During Question Period today, Liberal MP Marlene Jennings stood up and asked about the removal of Diane Ablonczy from the Marquee Tourism Events Program, and about the supposed “special scrutiny” for those festivals which celebrate gays and lesbians, women’s groups, and so on.
Clement was outraged by the “odious accusations,” and demanded that Jennings apologize to those groups. They carried it out into the foyer during the scrums.

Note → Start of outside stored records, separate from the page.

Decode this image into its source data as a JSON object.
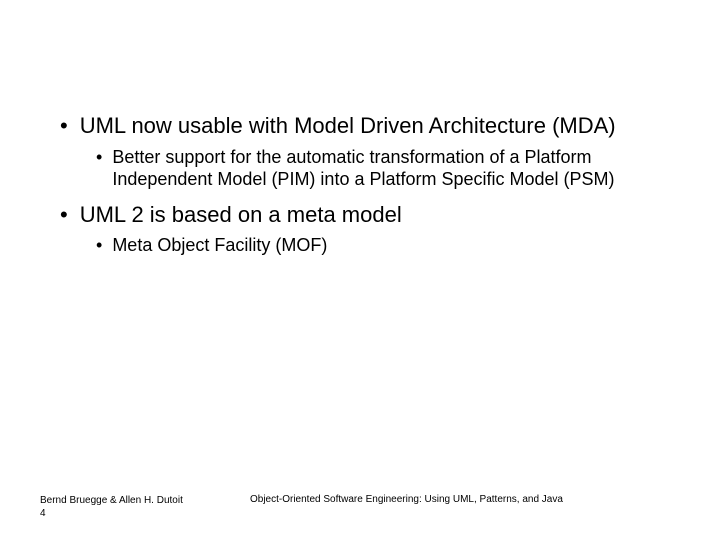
{
  "bullets": [
    {
      "text": "UML now usable with Model Driven Architecture (MDA)",
      "children": [
        "Better support for the automatic transformation of a Platform Independent Model (PIM) into a Platform Specific Model (PSM)"
      ]
    },
    {
      "text": "UML 2 is based on a meta model",
      "children": [
        "Meta Object Facility (MOF)"
      ]
    }
  ],
  "footer": {
    "authors": "Bernd Bruegge & Allen H. Dutoit",
    "page": "4",
    "book": "Object-Oriented Software Engineering: Using UML, Patterns, and Java"
  }
}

Jennings: As we all know now, the Prime Minister was secretly taped at this closed-door meeting he had with Conservative supporter and Conservative members. At that meeting, the Prime Minister is heard and seen to be talking about how you have all of these “fringe” minority groups. We also know that Ms Ablonczy was demoted, taken off the Marquee Tourism file because she had approved, completely within the criteria of the program, over $500,000 to support the Toronto Gay Pride festival and parade, and she was removed like that from Tony Clement with the approval and blessing of the Prime Minister. So clearly the Prime Minister sees gays and lesbians as a “fringe group.” We already know that they’ve removed funding to women’s groups, so he sees women as “fringe groups,” and Minister Clement directed his officials to give “special scrutiny” to these groups, to any events that are directly related to these groups. So the Conservatives must have a list of all of the groups that they consider to be “fringe” minority groups, and we’d like to know what that list is. Come clean, Conservatives – tell Canadians who’s on the list, who’s going to be subject to this special scrutiny and might not get funding, even if they actually meet the criteria, simply because they’re lesbians, or they’re gays, or they’re women’s groups that fight for women’s rights.

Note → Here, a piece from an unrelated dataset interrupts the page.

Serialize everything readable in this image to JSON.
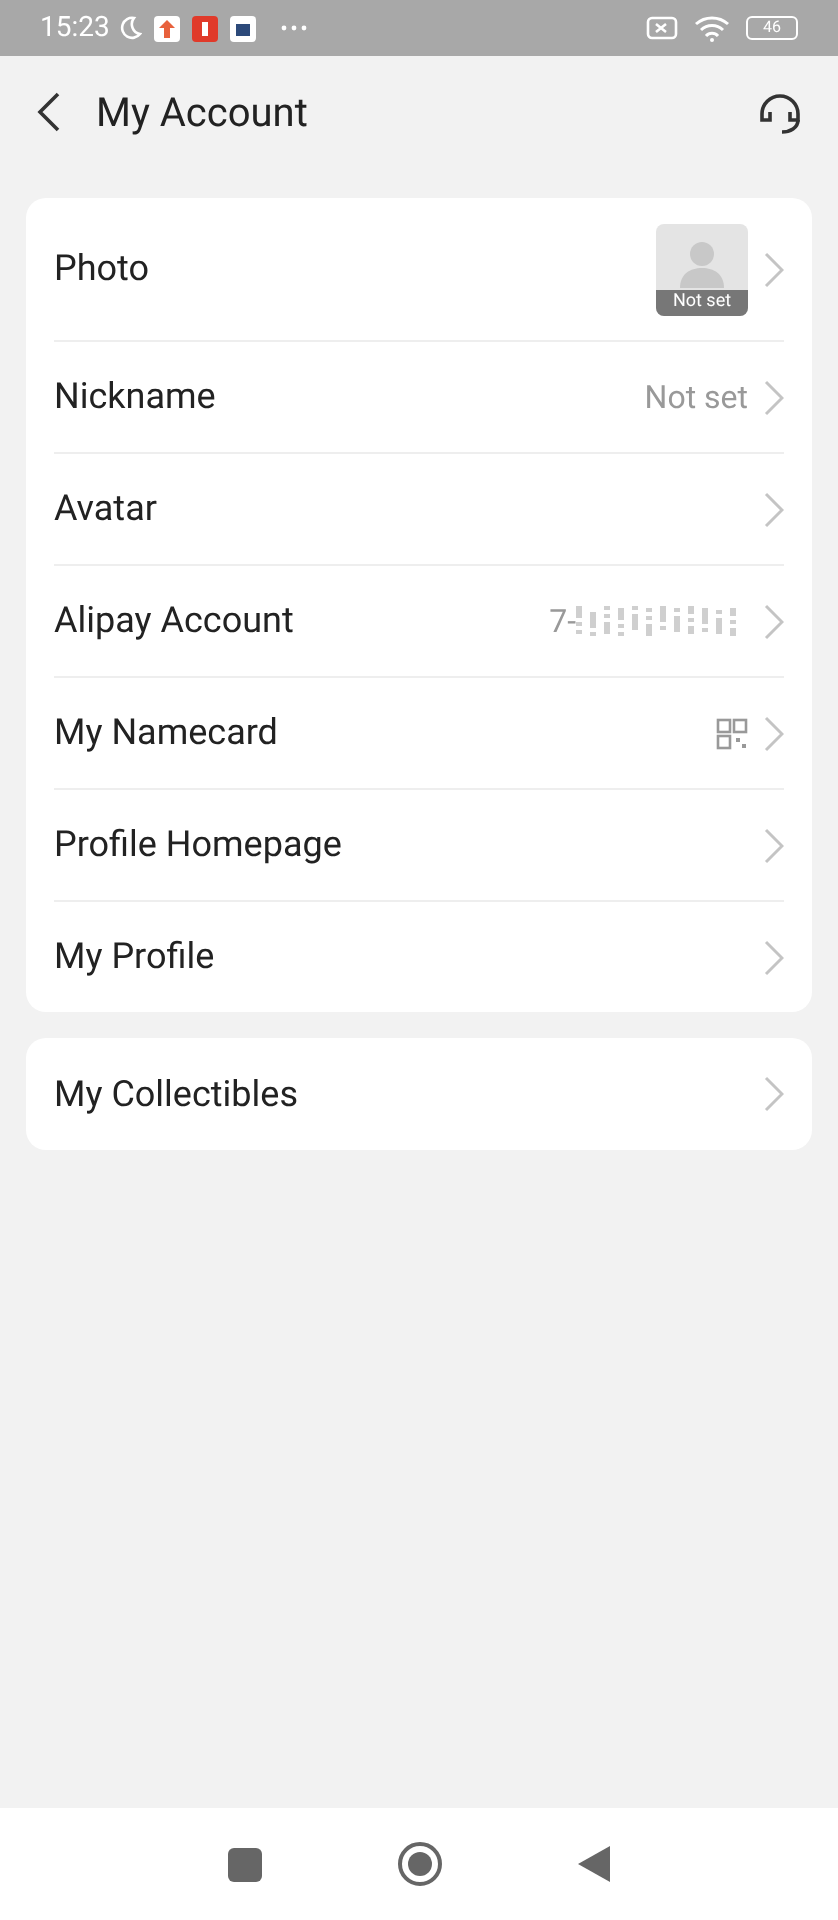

Clement: This is par for the course – we had a situation where she did Phase One of this programme. I, as the minister with portfolio, wanted to review a brand-new programme because it was brand new, I want to make sure that it meets our objectives and meets the public policy objectives for the people of Canada, and she was moving on to deal with other small business issues, other national tourism strategy policies that she’s been pursuing, so we had a transfer of authority. I wish I could tell you more, but that’s it.
Reporter: Mr Clement, I’ve spoken to bureaucrats at Industry Canada who say they’ve never heard that there was going to be a transfer of authority, so I’m wondering when they were told that was going to happen.
Clement: I don’t know who you’ve been speaking to, but from our perspective, it makes sense to us to review a programme after its initial stages and that’s exactly what we’ve did. The memo that you cited is a very standard memo where we transfer authority from one Minister to another, and in fact, I’m required to sign those – they are specifically required to be coming from a minister rather than the bureaucracy. I know you’re looking for the smoking gun or some other kind of other agenda, but quite frankly, to be accused as I’ve been accused by Madame Jennings, to be some form of homophobe – quite frankly I find that offensive, and anyone who knows me knows that’s ridiculous.
Reporter: Were you comfortable with Pride Toronto getting the grant?
Clement: Look, I’m comfortable with all of the decisions we’ve made to date, and the fact of the matter is, some of those programs got grants, others didn’t. We didn’t fund every folk festival – Calgary Folk Festival got funding, but Mariposa Folk Festival didn’t. That doesn’t make me folkaphobic.